Never has education been so much in the spotlight, nor has it previously captured quite so much attention or spurred so much controversy. A growing conviction asserts that education must serve as an engine of social development, increasing levels of welfare and prompting new kinds of economic growth.

Even if everyone agrees about the importance of high-quality education for all citizens though, opinions about how to deliver it vary widely. Education and training take place in multiple venues and persist in a lifelong process, marked by a vast number of different types of stakeholders. The traditional roles of the family and the school are becoming more blurred, even as a host of other stakeholders, whether intentionally or not, enter the arena and play educational roles in the contexts of leisure activities, the media, the corporate world, and other public spheres.

For these more and less conventional stakeholders, information and communication technologies (ICT) offer networks with diverse purposes and sizes, creating, disseminating, reshaping, and exchanging information freely. The phenomenon of the Internet has brought a new dimension to higher education—a dimension that remains difficult to grasp in its entirety (Cebrian De la Serna and Vain, 2008).

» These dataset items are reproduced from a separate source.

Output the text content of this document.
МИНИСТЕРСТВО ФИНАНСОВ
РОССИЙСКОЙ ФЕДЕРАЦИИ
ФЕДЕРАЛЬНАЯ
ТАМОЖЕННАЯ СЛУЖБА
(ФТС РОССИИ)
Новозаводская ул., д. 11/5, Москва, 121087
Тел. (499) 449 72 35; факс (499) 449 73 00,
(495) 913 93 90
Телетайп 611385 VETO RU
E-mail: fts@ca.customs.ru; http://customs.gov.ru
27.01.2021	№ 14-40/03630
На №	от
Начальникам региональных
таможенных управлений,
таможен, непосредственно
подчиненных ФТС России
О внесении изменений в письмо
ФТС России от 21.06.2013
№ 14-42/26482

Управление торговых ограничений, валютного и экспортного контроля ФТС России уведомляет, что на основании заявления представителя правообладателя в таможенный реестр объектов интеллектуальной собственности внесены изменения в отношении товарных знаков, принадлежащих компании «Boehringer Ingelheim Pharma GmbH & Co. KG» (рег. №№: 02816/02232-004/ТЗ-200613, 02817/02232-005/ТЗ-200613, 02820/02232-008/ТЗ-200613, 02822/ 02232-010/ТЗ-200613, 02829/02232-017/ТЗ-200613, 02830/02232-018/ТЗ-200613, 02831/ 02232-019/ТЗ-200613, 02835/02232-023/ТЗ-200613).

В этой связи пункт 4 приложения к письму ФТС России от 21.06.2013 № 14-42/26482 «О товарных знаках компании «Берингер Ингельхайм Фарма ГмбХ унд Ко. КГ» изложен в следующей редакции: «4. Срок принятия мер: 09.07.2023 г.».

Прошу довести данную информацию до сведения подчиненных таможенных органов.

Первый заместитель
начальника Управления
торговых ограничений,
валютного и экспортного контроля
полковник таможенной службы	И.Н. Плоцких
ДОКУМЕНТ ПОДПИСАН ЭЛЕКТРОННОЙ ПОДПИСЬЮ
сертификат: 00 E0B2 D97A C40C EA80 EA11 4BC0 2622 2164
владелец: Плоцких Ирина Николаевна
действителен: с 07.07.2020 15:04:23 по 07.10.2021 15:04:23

In fact, the Internet has changed the role played by universities in the educational process. Thus, today, the traditional educational centres have gone from being the hub of the educational system to becoming one of the nodes of the network of networks where the “user-student” moves in a more flexible way through cyberspace. Moreover, the elimination of time and space barriers, which the Internet provides, brings about the emergence of new educational organizations which are constituted as partnerships or networks of institutions and educational systems, characterized by modularity and interconnection. However, this situation requires educational institutions to be more flexible in their procedures and administrative structures in order to accommodate alternative training systems which are more responsive to the needs which this new situation presents (Bautista, 2006).